Tarih yinelemedir diyenlerin dayandıkları gerçek, sosyolojik eğitimsizliğin ortaya çıkardığı sonuçtu. Ne Atina demokrasisi -sadece eğitimlilerin oy kullanması- ne de Hilafet- sadece erkeklerin oy kullanması- demokrasideki halkın kendini yönetmesi ilkesi, işe yaramıyordu. Eleştirel sesler yükseldi;
Demokrasi esasına müstenit (dayalı) hükümetlerde, hakimiyet, halka, halkın ekseriyetine (çoğunluğuna) aittir. Demokrasi prensibi, hakimiyetin millete ait olduğunu, başka yerde olmayacağını iltizam eder (anlatır). Bu suretle, demokrasi prensibi, siyasi kuvvetin, hakimiyetin menşeine (kökenine) ve meşruiyyetine (geçerliliğine) temas etmektedir. Yöneticiler, iktidara saltanat sürmek için değil, millete hizmet için getirilmişlerdir. Ulusa karşı olan görevlerini kötüye kullandıkları takdirde, şu ya da bu biçimde ulusal iradenin kendi haklarında vereceği kararla karşılaşırlar. Ulus tarafından, ulus adına devleti yönetmeye yetkili kılınanlar, gerektiğinde ulusa hesap vermek zorunda olduklarını bilmelidirler.
(Mustafa Kemal ATATÜRK)
Çözüm, yakınmak yerine sorumluluk üstlenip akılcı düşünce ışığında daha sağlıklı bir sosyoekonomik düzen ve toplumsal değerler sistemi inşa etmek üzere elimizi taşın altına koymamızdadır.

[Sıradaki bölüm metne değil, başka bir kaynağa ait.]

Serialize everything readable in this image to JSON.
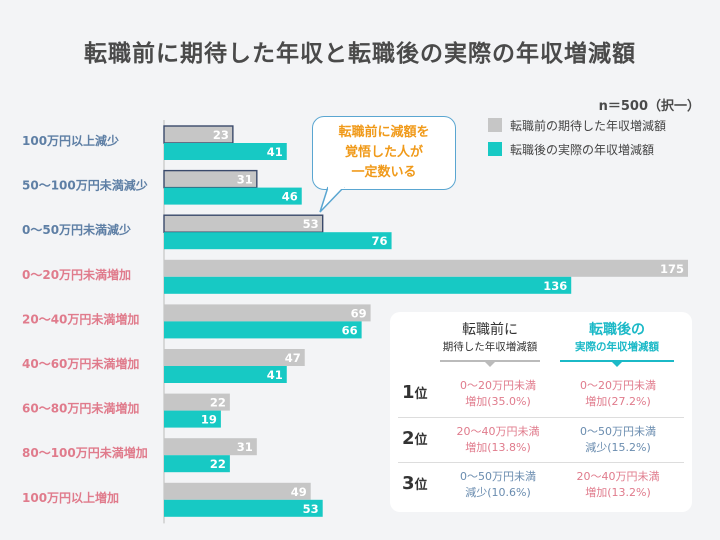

Akılcı düşünce en önemli tavırdır.
Modern davranışlarına 50.000 yıl önce kavuşan insan; beyin ve zeka olarak genetik değişimine uygun hızla evrilseydi şu anda galaksiler arasında seyahat ediyor olurduk.
-.Mısır İmparatorluğu dönemi fizikçi ve gök bilimci Kamose-Menes, anıt mezarların ve piramitlerin ölümden sonra kimseyi canlandırmayacağını söylediği için öldürüldü. Soyu devam etmedi.
-Antik Mısır'ın diğer bir filozofu Amentebat, ''insanları mumyalayarak öbür dünyaya gönderemezsiniz'' dediği için ailesi ile birlikte yok edildi. Soyu devam etmedi.
-Romalı Flavus Lucretius Claudius, matematikçi, gökbilimci ve filozof; Roma Tanrı’larının masal olduğunu söylediği için katledildi. Soyu devam etmedi.
-Antik Yunanlı’lar, devrin en büyük filozofu Sokrates, 2500 yıl önce Yunan tanrılarına inanmadığı için öldürdüler. Soyu devam etmedi.
-Giardano Bruno, italyan filozof. Kapalı evren görüşünü ilk reddedenler arasında. Dünya güneş etrafında dönüyor dediği için Kilise tarafindan Roma'da diri diri yakıldı. Soyu devam etmedi.
-Sadece Avrupa engizisyon mahkemelerinde 50.000 aydın, düşünür, filozof, sanatçı yakıldı. Soyları devam etmedi.
-Paleolitik çağ'dan itibaren son 40.000 yılda istatistiksel olarak sayıları 143 milyon olarak hesaplanan üstün zekalı insan “Dinlere, Tanrı’lara, dogmalara, tabulara, masallara” inanmadığı için öldürüldü ve hiç birisinin soyu devam etmedi.
Soyları devam etseydi bugün dünya insanların %5’i değil %35'i üstün zekalı olacaktı.
https://www.servetbasol.com/Articles/Ucuyorum/APH-2323.htm
Elini taşın altına koyacak olanları azınlığa düşürmeye yönelik cehalete övgü ve ahlaki çöküşü hızlandıran eşitsizlik, Ouroboros misali gerçeğe dönüşmektedir. İhtiyacı olmadığına inanlara verilenin yararı olmayacak ve kıymet görmeyecektir. Bundan dolayıdır ki sosyolojik eğitim, insan hakları, eşitlik ve adalet kavramı, akılcı düşünce ışığında verildiğinde kıymete binecektir demokrasi ve cumhuriyet.